Anyway it seems that field curvature, especially when the edges of the field curve away from the viewer, is important for 3D high fidelity. A classic lens example is the famous Zeiss Distagon 28/2 with its almost surreal 3D pop. But a trace of astigmatism and other aberrations may also be necessary for good 3D. In this respect, many modern lenses are overcorrected for the sake of MTF ("contrast transfer"), sacrificing 3D pop. Too many modern lenses are designed with a flattened field - to yield good edge performance at open aperture in the MTF performance - which of course is obtained with 2D test charts. Generally we are not interested in images of 2D planes but of 3D scenes and objects, especially human faces. Basically, field flatness is useless for 99.9% of photography (astrophotography being one obvious exception).

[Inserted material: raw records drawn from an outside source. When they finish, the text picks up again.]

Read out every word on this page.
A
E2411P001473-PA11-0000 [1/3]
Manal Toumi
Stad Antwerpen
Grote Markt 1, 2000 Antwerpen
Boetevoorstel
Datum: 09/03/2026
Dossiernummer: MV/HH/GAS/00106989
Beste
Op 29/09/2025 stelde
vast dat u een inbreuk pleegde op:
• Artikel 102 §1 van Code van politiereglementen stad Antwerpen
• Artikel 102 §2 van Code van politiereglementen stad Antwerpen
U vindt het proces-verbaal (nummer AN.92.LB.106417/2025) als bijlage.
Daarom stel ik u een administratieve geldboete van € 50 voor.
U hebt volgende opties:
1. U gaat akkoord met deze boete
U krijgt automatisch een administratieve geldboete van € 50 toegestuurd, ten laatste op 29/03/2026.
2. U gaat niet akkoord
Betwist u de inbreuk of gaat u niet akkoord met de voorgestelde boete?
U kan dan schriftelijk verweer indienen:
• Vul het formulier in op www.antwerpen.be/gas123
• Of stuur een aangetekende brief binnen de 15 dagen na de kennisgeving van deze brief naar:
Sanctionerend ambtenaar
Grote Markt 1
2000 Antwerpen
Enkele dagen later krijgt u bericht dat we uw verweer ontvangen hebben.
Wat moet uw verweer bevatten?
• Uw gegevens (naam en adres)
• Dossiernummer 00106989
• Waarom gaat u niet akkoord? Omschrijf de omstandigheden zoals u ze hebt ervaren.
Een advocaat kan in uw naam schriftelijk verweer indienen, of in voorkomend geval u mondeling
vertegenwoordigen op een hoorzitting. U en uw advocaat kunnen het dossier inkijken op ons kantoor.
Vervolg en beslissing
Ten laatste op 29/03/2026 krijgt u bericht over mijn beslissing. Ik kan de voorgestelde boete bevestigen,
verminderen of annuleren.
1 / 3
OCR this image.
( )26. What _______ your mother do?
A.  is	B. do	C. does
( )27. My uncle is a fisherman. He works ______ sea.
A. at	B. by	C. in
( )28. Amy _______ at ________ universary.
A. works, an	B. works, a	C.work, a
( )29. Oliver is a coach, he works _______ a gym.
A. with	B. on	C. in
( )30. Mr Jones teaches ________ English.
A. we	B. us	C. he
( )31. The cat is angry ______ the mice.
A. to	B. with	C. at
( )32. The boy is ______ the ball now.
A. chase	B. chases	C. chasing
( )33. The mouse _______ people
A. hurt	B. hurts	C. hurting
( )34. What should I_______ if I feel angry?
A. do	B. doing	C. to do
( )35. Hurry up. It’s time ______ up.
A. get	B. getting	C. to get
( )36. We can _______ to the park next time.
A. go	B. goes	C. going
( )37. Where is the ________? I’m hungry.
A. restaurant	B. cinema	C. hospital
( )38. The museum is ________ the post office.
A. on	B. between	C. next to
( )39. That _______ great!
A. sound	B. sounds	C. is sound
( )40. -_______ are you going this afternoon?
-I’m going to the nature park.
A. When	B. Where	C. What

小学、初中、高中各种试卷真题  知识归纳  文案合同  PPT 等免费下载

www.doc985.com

Here is an example for 85mm lenses - scroll down to the close portraits of a woman. To my eyes she looks most beautiful photographed with the Nikon, closely followed by the Canon, both classic curved field designs. But pictured with the high end, ultra expensive, technically superb and strongly field flattened Zeiss Otus her face becomes wider and much flatter.

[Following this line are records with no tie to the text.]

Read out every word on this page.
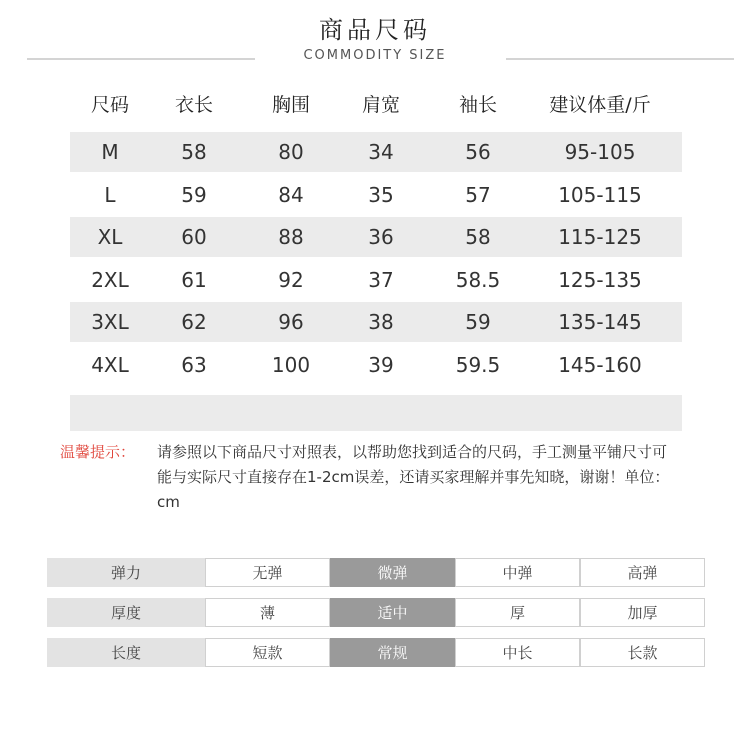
商品尺码
COMMODITY SIZE
尺码	衣长	胸围	肩宽	袖长	建议体重/斤
M	58	80	34	56	95-105
L	59	84	35	57	105-115
XL	60	88	36	58	115-125
2XL	61	92	37	58.5	125-135
3XL	62	96	38	59	135-145
4XL	63	100	39	59.5	145-160
温馨提示： 请参照以下商品尺寸对照表，以帮助您找到适合的尺码，手工测量平铺尺寸可能与实际尺寸直接存在1-2cm误差，还请买家理解并事先知晓，谢谢！单位：cm
弹力	无弹	微弹	中弹	高弹
厚度	薄	适中	厚	加厚
长度	短款	常规	中长	长款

Interestingly, the new Zeiss Milvus 85/1.4 which does not have the strong field flattening of the Zeiss Otus has extreme 3D pop - take almost any picture from the flickr group... for example this one.

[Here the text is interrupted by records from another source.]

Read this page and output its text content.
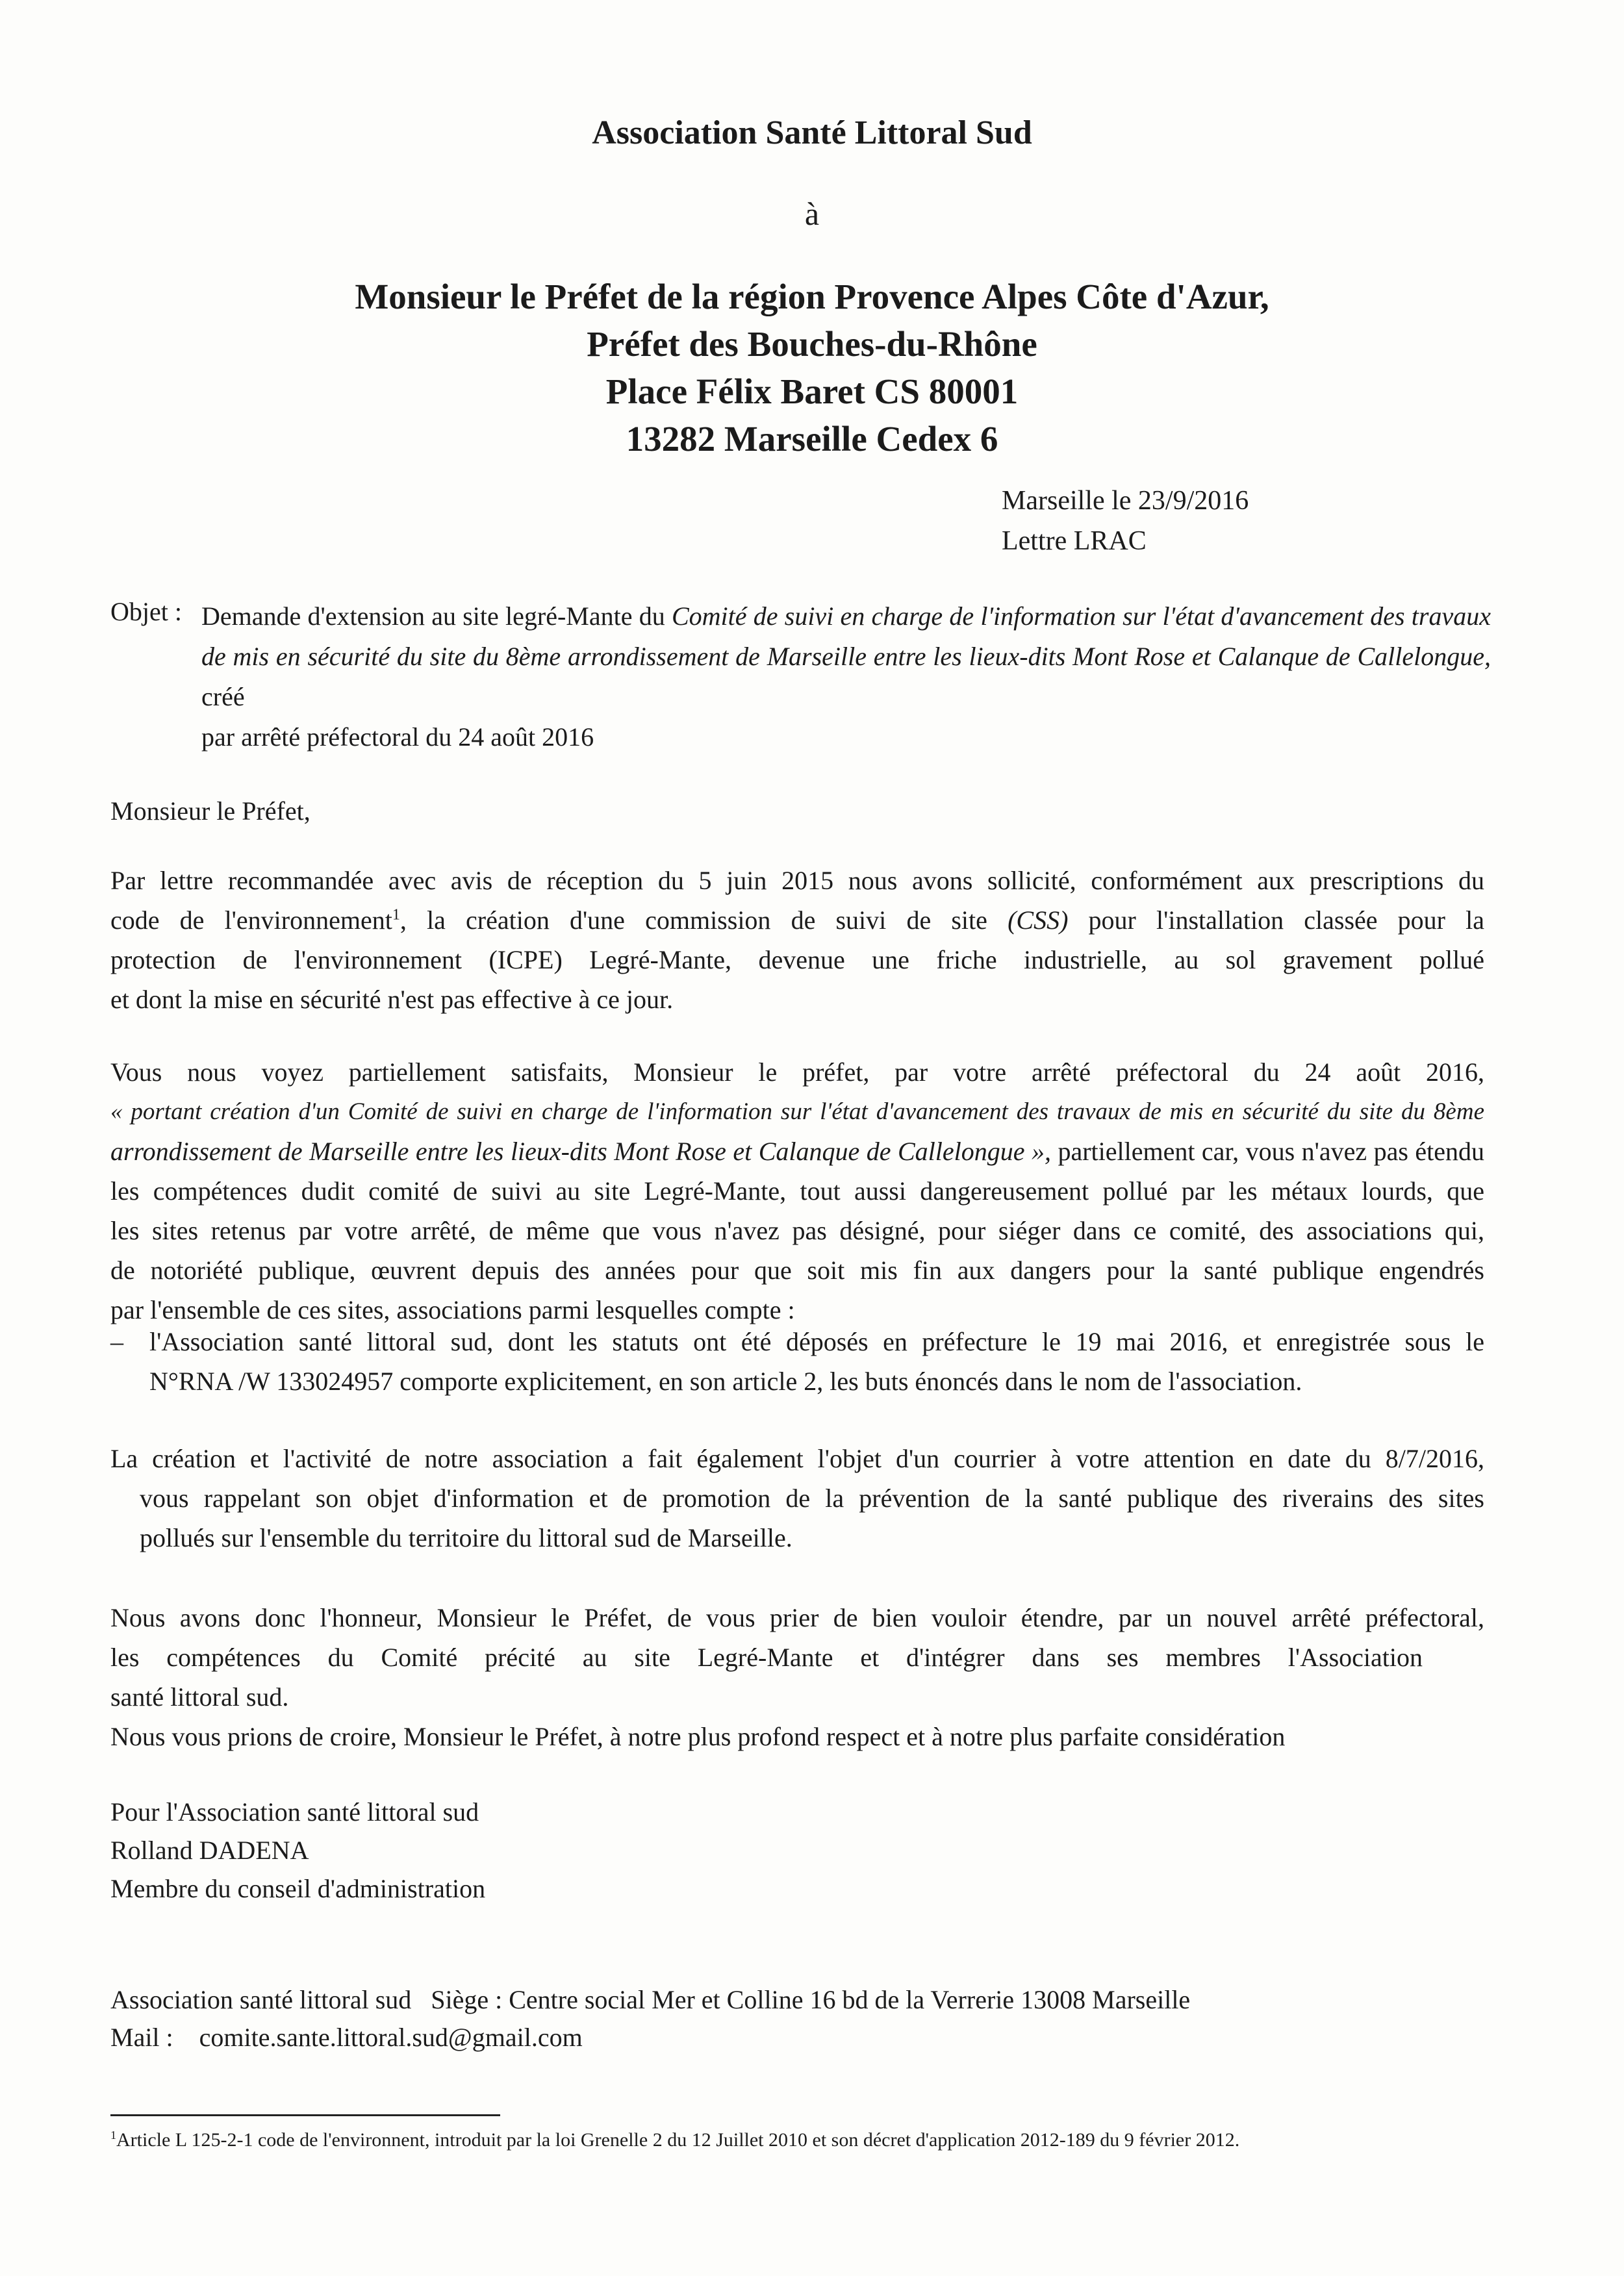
Association Santé Littoral Sud
à
Monsieur le Préfet de la région Provence Alpes Côte d'Azur,
Préfet des Bouches-du-Rhône
Place Félix Baret CS 80001
13282 Marseille Cedex 6
Marseille le 23/9/2016
Lettre LRAC
Objet : Demande d'extension au site legré-Mante du Comité de suivi en charge de l'information sur l'état d'avancement des travaux
de mis en sécurité du site du 8ème arrondissement de Marseille entre les lieux-dits Mont Rose et Calanque de Callelongue, créé
par arrêté préfectoral du 24 août 2016
Monsieur le Préfet,
Par lettre recommandée avec avis de réception du 5 juin 2015 nous avons sollicité, conformément aux prescriptions du
code de l'environnement$^1$, la création d'une commission de suivi de site (CSS) pour l'installation classée pour la
protection de l'environnement (ICPE) Legré-Mante, devenue une friche industrielle, au sol gravement pollué
et dont la mise en sécurité n'est pas effective à ce jour.
Vous nous voyez partiellement satisfaits, Monsieur le préfet, par votre arrêté préfectoral du 24 août 2016,
« portant création d'un Comité de suivi en charge de l'information sur l'état d'avancement des travaux de mis en sécurité du site du 8ème
arrondissement de Marseille entre les lieux-dits Mont Rose et Calanque de Callelongue », partiellement car, vous n'avez pas étendu
les compétences dudit comité de suivi au site Legré-Mante, tout aussi dangereusement pollué par les métaux lourds, que
les sites retenus par votre arrêté, de même que vous n'avez pas désigné, pour siéger dans ce comité, des associations qui,
de notoriété publique, œuvrent depuis des années pour que soit mis fin aux dangers pour la santé publique engendrés
par l'ensemble de ces sites, associations parmi lesquelles compte :
– l'Association santé littoral sud, dont les statuts ont été déposés en préfecture le 19 mai 2016, et enregistrée sous le
N°RNA /W 133024957 comporte explicitement, en son article 2, les buts énoncés dans le nom de l'association.
La création et l'activité de notre association a fait également l'objet d'un courrier à votre attention en date du 8/7/2016,
vous rappelant son objet d'information et de promotion de la prévention de la santé publique des riverains des sites
pollués sur l'ensemble du territoire du littoral sud de Marseille.
Nous avons donc l'honneur, Monsieur le Préfet, de vous prier de bien vouloir étendre, par un nouvel arrêté préfectoral,
les compétences du Comité précité au site Legré-Mante et d'intégrer dans ses membres l'Association
santé littoral sud.
Nous vous prions de croire, Monsieur le Préfet, à notre plus profond respect et à notre plus parfaite considération
Pour l'Association santé littoral sud
Rolland DADENA
Membre du conseil d'administration
Association santé littoral sud   Siège : Centre social Mer et Colline 16 bd de la Verrerie 13008 Marseille
Mail :    comite.sante.littoral.sud@gmail.com
$^1$Article L 125-2-1 code de l'environnent, introduit par la loi Grenelle 2 du 12 Juillet 2010 et son décret d'application 2012-189 du 9 février 2012.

Here is an example from a macro lens with great 3D pop, the Fujinon X 80/2.8. I photographed a light pattern and then defocused towards infinity. What you see is that the central part of the image bulges towards the viewer when defocused whereas the edges curve away, giving a strong 3D effect.
The 3D rendering qualities of a lens have become a main criterion for me when choosing lenses for my work as a filmmaker - because to have this 3D pop is paramount for drawing an audience into a 2D scene. 3D high fidelity definitely helps creating an emotional response when watching an image. Some of my lenses with best 3D pop: Anything from Fuji X (16-55, 50-140, 80 macro, 56/1.2), Zeiss Distagon 25/2, Distagon 35/1.4. Counterexamples: A technically great lens which I had to get rid of due to flat imagery is the Canon 16-35/4 L. The Sigma 24/1.4 Art had to go immediately after I compared to the Zeiss 25/2. Also, I tested a 25K Canon Cinezoom vs a similar one from Fujinon and the Canon was awfully flat. Lens designers from Angenieux, Cooke, Fujinon and Zeiss seem to have a particularly strong emphasis on 3D high fidelity. There are some possible drawbacks to this approach, such as weak edge performance and a swirly bokeh. As always, everything is a compromise, but hopefully an intelligent, balanced one.
Back to binoculars. Comparing 7/8x42s the Leica Ultravids, the Zeiss HT and Zeiss Victory FL (7x42) have good 3D pop being classic curved field designs. The Swaro SLC should be in that group, too, but I don´t remember that one well. Comparing the Leica 7x42 to the Zeiss Victory 7x42 is interesting because both have curved fields but the Leica has a much better correction of other aberrations in the outer field which is what I suspect an ideal approach - curved field and good aberration control but not overcorrection of all aberrations. The Zeiss SF is not too bad, as the field flattening is a somewhat irregular, wavy one. The binoculars with strong field flattening - Nikon EDG , Swarovision and Leica Noctivid are pretty bad in 3D high fidelity, with a very flat rendering. This is the curse of flat field.
I for sure take a lot of pleasure from a deep, well rounded 3D image when using my Ultravids. With my Nikon EDG, I just miss that special something that the Ultravids deliver in spades. As always, the choice of a binocular will always be a compromise and the Nikon has a lot of other great qualities to offer, but it does have that Achilles heel of field flattening.